Saturday, December 23, 2006

Penn State the Griffin of Higher Education

I received a comment today on my post about Spanier's salary from someone calling himself psu grad. I am very glad to see that the blog has generated its first significant feedback. What follows is my response to psu grad.



I am not sure what point you intended to make with your history lesson. It is true that Penn State is an odd beast, not entirely public nor entirely private. However, it is typically grouped with public universities for the sake of comparison and ranking. Even Spanier, who you can be sure understands the public/private ambiguity, considers Penn State primarily a public university when it comes to rankings. Consider these remarks to the Board of Trustees this past Semptember,

The U.S. News rankings are perhaps the most cited of all the rankings, and they too raise a lot of hackles within higher education because of the odd weighting that they give to measures that significantly favor private universities. Traditionally, there are never any public universities in the top 20, despite objective data that would clearly suggest there should be. Penn State was tied for 13th among the nation's public institutions in the U.S. News ranking.


It behooves Spanier to consider Penn State as a public school for the sake of the US News rankings, because it doesn't stack up very well against privates schools. In facts, Spanier doesn't even mention Penn State's overall ranking, because it is at the bottom of the top fifty.
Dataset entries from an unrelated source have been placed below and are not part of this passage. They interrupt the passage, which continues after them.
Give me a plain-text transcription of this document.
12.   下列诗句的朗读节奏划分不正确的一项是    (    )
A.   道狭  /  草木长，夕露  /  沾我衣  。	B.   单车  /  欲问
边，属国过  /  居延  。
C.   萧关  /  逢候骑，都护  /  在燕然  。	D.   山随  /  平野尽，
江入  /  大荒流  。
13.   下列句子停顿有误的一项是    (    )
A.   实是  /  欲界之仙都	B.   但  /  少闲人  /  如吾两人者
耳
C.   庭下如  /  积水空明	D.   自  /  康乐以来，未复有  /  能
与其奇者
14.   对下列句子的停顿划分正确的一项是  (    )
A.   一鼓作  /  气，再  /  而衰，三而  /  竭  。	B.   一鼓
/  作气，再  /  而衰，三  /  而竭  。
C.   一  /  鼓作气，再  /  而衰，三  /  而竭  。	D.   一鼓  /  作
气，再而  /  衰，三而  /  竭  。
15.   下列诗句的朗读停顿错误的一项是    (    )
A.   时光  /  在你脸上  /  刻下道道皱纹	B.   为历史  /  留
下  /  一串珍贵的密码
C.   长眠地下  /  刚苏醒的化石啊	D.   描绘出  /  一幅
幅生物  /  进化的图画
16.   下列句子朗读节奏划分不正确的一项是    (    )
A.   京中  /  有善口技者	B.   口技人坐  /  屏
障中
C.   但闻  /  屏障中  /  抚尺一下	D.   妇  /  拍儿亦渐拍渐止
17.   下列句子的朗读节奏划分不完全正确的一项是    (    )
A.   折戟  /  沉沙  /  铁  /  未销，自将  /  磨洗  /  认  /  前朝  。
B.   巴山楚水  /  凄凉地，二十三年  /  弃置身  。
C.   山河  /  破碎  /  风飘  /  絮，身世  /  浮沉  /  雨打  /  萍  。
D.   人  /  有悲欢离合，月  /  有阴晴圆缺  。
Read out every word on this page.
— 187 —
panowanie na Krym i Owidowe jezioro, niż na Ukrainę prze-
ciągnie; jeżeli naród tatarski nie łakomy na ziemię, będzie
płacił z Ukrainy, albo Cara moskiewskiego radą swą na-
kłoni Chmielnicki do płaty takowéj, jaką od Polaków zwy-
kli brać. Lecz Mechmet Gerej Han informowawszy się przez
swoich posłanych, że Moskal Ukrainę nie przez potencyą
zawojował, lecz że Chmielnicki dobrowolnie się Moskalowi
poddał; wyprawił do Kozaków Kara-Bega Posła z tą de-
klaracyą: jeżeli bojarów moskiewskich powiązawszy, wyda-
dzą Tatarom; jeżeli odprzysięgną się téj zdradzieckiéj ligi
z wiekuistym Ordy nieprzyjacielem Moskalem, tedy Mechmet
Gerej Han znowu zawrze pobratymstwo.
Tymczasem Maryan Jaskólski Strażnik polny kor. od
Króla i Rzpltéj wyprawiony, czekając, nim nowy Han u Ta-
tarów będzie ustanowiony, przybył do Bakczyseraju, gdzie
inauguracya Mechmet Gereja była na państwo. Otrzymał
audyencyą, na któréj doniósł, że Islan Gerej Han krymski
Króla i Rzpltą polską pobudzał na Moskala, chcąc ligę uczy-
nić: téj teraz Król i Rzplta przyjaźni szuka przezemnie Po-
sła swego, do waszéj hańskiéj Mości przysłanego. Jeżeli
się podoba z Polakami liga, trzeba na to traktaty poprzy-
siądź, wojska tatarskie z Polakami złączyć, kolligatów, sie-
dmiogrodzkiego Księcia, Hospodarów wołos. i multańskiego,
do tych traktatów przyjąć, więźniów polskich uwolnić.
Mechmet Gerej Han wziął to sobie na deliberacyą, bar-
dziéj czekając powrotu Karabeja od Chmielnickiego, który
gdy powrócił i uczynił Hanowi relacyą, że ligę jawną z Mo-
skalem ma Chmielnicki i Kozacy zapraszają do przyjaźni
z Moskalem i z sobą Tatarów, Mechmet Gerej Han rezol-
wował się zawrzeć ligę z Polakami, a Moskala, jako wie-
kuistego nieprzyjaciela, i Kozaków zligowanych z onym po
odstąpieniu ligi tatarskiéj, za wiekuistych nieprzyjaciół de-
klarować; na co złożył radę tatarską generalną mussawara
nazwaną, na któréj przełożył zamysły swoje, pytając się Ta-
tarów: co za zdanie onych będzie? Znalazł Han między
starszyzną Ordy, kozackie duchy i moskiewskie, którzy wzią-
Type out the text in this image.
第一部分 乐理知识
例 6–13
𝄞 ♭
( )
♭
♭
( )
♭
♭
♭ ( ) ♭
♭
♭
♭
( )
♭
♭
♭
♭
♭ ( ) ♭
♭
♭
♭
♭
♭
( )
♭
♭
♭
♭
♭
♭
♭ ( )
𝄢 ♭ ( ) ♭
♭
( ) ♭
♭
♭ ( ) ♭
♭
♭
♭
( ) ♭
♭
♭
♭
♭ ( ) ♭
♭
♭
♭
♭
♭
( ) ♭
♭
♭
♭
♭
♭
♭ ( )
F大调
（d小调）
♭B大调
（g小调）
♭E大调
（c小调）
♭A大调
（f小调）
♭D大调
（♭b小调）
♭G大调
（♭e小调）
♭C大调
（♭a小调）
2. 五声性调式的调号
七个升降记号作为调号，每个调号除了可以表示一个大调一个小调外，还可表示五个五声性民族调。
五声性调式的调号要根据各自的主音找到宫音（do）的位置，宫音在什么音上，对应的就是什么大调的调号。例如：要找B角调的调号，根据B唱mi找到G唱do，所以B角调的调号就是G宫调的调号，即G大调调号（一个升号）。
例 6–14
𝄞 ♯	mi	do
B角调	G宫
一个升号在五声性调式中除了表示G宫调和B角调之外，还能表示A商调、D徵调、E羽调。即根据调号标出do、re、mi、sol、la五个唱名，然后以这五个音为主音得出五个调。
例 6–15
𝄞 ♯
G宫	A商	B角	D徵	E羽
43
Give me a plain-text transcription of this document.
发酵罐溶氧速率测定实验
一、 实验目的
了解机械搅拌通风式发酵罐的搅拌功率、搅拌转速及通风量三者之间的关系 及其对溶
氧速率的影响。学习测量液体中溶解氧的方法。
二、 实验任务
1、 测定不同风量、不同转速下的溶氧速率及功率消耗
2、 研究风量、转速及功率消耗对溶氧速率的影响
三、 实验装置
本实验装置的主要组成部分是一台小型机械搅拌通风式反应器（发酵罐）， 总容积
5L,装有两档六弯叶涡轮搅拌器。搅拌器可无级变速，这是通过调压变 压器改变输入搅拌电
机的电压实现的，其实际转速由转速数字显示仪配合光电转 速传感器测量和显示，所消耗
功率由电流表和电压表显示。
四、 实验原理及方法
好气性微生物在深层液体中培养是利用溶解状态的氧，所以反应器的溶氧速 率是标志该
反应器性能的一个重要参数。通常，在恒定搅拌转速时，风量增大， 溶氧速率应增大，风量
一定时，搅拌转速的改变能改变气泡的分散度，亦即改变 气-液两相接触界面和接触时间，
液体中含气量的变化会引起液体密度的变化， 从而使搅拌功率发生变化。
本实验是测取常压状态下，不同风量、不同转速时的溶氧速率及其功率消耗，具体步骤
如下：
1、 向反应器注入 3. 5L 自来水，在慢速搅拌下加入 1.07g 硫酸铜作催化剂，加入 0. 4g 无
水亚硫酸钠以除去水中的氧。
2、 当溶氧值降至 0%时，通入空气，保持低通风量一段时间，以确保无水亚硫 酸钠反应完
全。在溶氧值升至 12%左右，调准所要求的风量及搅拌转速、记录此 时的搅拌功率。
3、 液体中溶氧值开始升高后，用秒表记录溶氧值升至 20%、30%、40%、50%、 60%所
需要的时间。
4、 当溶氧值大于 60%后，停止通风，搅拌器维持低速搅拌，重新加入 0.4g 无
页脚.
The rule here is that Penn State is public. We should not change the rule when we try to place his salary in perspective; it too should be compared to the salaries of other public universities presidents.



Now, Penn State is not above playing games with it status. For example, when it comes to revealing the salaries of its employees it will claim that it is private. This sort on intellectual dishonesty is abhorrent to me. Does it not bother you?